Jenis penelitian ini merupakan penelitian hukum empiris yang meneliti data sekunder di awal penelitian dan dilanjutkan dengan meneliti data primer di lapangan, yaitu responden dari masyarakat secara langsung.14 Menurut Soerjono Soekanto, pengertian penelitian empiris adalah penelitian hukum yang terdiri dari penelitian terhadap identifikasi hukum tidak tertulis dan penelitian terhadap efektifitas hukum, terutama bertujuan untuk menelaah perilaku hukum warga masyarakat. 15 Data primer diperoleh secara langsung oleh peneliti dari sumber pertama. Sedangkan, data sekunder diperoleh dari bahan–bahan kepustakaan, arsip–arsip, dokumen–dokumen yang terdiri dari bahan hukum primer yaitu Kitab Undang-Undang Hukum Perdata (Burgerlijk Wetboek), Undang-Undang Nomor 2 Tahun 2014 tentang Perubahan Atas Undang-Undang Nomor 30 Tahun 2004 tentang Jabatan Notaris, dan Kode Etik Notaris, dan bahan hukum sekunder yaitu buku-buku, karya ilmiah, hasil penelitian terdahulu, hasil karya dari praktisi hukum dan sejenisnya yang terkait dengan penelitian.16 Pengumpulan data dalam penelitian ini dilakukan dengan teknik studi kepustakaan tehadap bahan-bahan hukum dan teknik wawancara (interview) secara langsung dengan mengajukan beberapa pertanyaan kepada para informan yang memiliki kewenangan terkait dengan permasalahan yang dibahas untuk mendapatkan jawaban yang relevan. Kemudian setelah dikumpulkan, data-data tersebut dianalisis dengan menggunakan teknik analisis data kualitatif untuk memperoleh kesimpulan yang tepat dan logis. Keseluruhan data primer dan data sekunder yang diperoleh dianalisis dengan disusun secara sistematis, digolongkan dalam pola dan tema, dikategorisasikan dan diklasifikasikan, dihubungkan antara satu data dengan data lainnya, dilakukan interpretasi untuk memahami data dalam situasi sosial, dan dilakukan penafsiran dan perspektif peneliti setelah memahami keseluruhan kualitas data.

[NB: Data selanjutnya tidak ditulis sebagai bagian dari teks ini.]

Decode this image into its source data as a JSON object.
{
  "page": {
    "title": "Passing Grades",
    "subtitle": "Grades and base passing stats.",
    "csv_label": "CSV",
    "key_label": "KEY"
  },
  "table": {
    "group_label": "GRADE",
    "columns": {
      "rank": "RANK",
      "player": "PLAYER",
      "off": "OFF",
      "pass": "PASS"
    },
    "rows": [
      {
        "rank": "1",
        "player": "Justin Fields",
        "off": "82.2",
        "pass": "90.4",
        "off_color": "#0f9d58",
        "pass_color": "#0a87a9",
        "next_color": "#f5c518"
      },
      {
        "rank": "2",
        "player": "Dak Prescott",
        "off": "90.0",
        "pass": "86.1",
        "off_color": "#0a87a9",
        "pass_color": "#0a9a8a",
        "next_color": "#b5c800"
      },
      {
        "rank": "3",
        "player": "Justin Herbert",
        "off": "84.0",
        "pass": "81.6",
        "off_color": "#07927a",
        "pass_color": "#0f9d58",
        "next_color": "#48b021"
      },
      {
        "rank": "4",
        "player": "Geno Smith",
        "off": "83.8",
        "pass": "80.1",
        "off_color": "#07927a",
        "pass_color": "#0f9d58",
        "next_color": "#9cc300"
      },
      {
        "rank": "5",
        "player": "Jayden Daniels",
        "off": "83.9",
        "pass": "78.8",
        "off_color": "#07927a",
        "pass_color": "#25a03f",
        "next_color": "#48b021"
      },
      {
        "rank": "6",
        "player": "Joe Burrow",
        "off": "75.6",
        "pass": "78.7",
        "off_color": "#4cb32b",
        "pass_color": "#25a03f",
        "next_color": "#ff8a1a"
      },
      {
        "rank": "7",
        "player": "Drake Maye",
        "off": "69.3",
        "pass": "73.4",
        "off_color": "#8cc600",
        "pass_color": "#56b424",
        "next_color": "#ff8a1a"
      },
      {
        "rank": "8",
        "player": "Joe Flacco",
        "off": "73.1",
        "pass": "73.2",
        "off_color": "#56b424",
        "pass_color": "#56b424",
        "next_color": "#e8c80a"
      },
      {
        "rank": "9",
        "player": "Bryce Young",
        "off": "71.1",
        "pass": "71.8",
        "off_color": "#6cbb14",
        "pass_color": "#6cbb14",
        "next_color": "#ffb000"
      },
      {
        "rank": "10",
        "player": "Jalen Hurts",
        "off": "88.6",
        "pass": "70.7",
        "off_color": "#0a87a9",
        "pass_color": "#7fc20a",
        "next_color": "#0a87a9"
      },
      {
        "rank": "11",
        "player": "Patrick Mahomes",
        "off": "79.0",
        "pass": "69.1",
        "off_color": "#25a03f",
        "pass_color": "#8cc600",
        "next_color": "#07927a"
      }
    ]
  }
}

  • 3.    Hasil Dan Pembahasan

    • 3.1    Penerapan Etika Profesi Oleh Notaris Dalam Memberikan Pelayanan Jasa Kepada Klien

Notaris merupakan profesi yang menempati jabatan hukum yang bertugas menyediakan pelayanan jasa di bidang hukum perdata kepada masyarakat. Notaris dibebankan dengan tanggung jawab terkait alat bukti otentik yang dibuat oleh notaris tersebut secara tertulis atas berbagai perbuatan hukum. Notaris sebagai penyedia layanan jasa hukum sangat berperan dalam membantu menjamin adanya kepastian dan perlindungan hukum bagi masyarakat dalam konteks pencegahan (preventif). Notaris sebagai pejabat umum, dalam hal tindakan yang dilakukannya bukan bertujuan untuk kepentingan pribadi, tetapi untuk memenuhi kepentingan akan

kebutuhan masyarakat luas yang memerlukan alat bukti otentik. Pekerjaan notaris tidak bisa dipandang sebagai pekerjaan biasa untuk mencari nafkah semata, karena notaris merupakan profesi pengabdian kemanusiaan, di samping harus bekerja secara profesional, tidak memihak, dan independen, ia harus mempunyai sikap, perilaku, dan moral yang baik demi menjaga martabat profesi jabatannya.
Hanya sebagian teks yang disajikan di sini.